Un des guides nous a dit « Faites ce que je vous ai dit, n’ayez pas de crainte, vous êtes des étrangers mais vous ne l’êtes plus vraiment depuis que vous avez jeté les pièces dans l’eau mais faites attention tout de même, la rivière se met souvent en colère et elle a déjà emporté beaucoup d’étrangers en notre présence. Suivez bien les consignes, ne paniquez pas et restez bien accrochés à nous jusqu’à l’autre côté ». J’ai imploré le ciel et je me suis accroché à l’épaule de mon guide, mon sac se balançait au bout de mon bâton qui m’aidait à progresser pas à pas. L’eau nous arrivait jusqu’au cou, et on est finalement arrivé. La traversée avait duré exactement 26 minutes. Les guides sont partis car ils avaient leur business à faire et nous on s’est reposé. Après, les gens du village qui avaient été avertis de notre arrivée nous ont mis sur la bonne voie. On avait passé la frontière.

Cette fois-ci, on était seuls mais on savait quoi faire, on a suivi les consignes, on a jeté la pièce et on a passé le pont de liane comme d’habitude, on avait moins peur et de l’autre côté on a marché, on était arrivé dans la grande savane et peu après on arrivait dans la ville de Cross river au Nigeria....

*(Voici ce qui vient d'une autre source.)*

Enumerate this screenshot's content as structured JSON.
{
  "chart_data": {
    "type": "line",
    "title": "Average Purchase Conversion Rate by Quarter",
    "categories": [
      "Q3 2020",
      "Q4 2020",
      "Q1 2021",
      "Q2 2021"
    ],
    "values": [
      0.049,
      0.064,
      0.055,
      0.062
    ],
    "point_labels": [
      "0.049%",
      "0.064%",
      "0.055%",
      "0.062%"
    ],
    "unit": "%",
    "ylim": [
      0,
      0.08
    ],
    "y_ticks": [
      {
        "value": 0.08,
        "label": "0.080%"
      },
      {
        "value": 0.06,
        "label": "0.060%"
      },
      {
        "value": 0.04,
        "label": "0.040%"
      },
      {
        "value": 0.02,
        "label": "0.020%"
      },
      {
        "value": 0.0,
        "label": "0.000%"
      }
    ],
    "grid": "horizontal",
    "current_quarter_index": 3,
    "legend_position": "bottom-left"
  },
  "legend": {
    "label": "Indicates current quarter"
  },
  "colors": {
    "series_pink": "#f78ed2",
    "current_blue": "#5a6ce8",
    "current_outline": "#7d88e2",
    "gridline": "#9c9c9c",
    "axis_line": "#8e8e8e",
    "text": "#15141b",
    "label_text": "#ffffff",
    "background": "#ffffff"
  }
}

Dans les deux situations évoquées, les prières adressées aux puissances féminines salvatrices sont parvenues à transcender l’angoisse suscitée par la dangerosité perçue de ces lieux étrangers et inconnus. Les demandes de protection adressées à la Vierge Marie et à la déesse aquatique se sont exprimées par le rituel du chapelet égrené et de la pièce de monnaie lancée dans les flots grondants. Ces rituels ont un pouvoir immense et ne facilitent pas seulement le passage des obstacles naturels que représente la traversée dangereuse du désert puis celle du torrent qui sont aussi des frontières géopolitiques. Le petit rituel de la pièce jetée dans les flots grondants permet de se concilier les forces de la nature, de renforcer la confiance des passeurs et d’apaiser les angoisses des voyageurs. Ce rite de passage qui se fait en trois étapes fait glisser subtilement du doute à la confiance, de la peur à la sécurité et de l’étranger au familier. Dans les sociétés traditionnelles, les rituels d’initiation marquent l’entrée du jeune adolescent dans la communauté des adultes et le responsabilise afin qu’il assure la continuité de celle-ci. Ici, le rituel d’initiation imposé par le passeur marque l’entrée du nouveau-venu dans le groupe de ceux qui vont bientôt se définir comme des « clandos ». Il le responsabilise pour qu’il arrive à surmonter ses peurs et à assurer sa propre survie. En l’intronisant dans le monde de la clandestinité qui le fait affronter l’inconnu et le un danger, le passeur lui donne la première clé. La transmission du savoir-passer se fait par un apprentissage didactique, par paliers, et débute à l’insu même des nouveaux venus. Nous verrons tout au long de cette recherche que le parcours du transmigrant et de la transmigrante est fait d’associations ponctuelles et efficaces dont le caractère est transitoire et éphémère. Ce parcours est balisé par la présence de guides ou de passeurs expérimentés qui sont des intermédiaires avec les sociétés locales (dont ils sont parfois issus) mais dont la fonction même est passagère et transitoire.